My five random words for today’s exercise are tax, balance sheet, test, mutton, attack.

Chosen word for free association: mutton
sheep, greasy, MLT, Navajo

Mother Begay wrapped her shawl tighter, shielding her body from the cold northern New Mexico wind. The heat from the dried juniper campfire was enough to boil the water for mutton stew, but not useful for much beyond that. Tsé Bitʼaʼí loomed, silhouetted, in the November moonlight, a silent reminder of the journey her ancestors had taken to this world on the back of a great bird.

As she stirred strips of squash into the atoo’, she wondered; would the boys be home for the Night Chant this year?

Would they ever again?

February Word Challenge, Day 15

(If you’re wondering what this is about, read this.)

My five random words for today’s exercise are board, tornado, faint, pile, prophet.

Chosen word for free association: prophet
leader, seer, visionary, profit,

“Prophecy is a tough business, kid.” The seer lit a stogie, pulling the flame into the cigar as he drew in a breath. “First of all, there’s no money in it,” he said, shaking the match to put it out. “If you’re going to be a prophet, you’d better be financially independent. Or on food stamps.”

“But what about fortune tellers?” asked the young man. “They make money.”

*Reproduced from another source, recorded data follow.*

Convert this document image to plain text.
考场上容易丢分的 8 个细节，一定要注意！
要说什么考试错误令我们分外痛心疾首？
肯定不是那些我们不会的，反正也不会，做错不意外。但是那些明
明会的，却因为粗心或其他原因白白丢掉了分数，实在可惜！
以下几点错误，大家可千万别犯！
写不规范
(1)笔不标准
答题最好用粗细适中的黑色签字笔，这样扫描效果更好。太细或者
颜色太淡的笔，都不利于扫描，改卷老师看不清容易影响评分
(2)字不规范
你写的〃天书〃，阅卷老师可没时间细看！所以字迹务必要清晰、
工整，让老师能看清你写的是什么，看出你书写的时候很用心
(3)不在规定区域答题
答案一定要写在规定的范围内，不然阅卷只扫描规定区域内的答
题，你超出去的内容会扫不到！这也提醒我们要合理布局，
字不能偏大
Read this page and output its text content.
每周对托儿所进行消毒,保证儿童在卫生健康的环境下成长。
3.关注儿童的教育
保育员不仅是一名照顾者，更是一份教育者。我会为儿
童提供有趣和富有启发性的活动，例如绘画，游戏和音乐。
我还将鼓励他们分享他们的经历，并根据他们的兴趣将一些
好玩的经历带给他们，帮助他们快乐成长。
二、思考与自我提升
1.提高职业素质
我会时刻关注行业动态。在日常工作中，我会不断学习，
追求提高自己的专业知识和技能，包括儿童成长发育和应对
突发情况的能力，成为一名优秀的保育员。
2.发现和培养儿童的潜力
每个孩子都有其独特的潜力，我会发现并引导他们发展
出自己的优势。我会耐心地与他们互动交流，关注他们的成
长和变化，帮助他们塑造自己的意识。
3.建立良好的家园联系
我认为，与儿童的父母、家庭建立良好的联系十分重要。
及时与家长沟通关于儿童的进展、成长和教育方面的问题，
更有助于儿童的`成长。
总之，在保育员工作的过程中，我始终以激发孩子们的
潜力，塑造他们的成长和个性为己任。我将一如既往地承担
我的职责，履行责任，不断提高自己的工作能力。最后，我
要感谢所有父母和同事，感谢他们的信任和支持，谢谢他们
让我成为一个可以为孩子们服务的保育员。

The seer looked at him and rolled his eyes. “Boy, you are green. There’s a big difference between fortune telling and prophecy. Fortune tellers deal with individuals; prophets deal with civilizations. And believe me, the people only want to listen when you’re foretelling something that they think is good for them. Prophecies of doom only attract weirdos, and even though they may be the only ones prepared when the shit goes down, having them around can be kind of a liability. So I generally keep the small stuff to myself if it’s not going to kill too many people. It’s too much trouble otherwise.”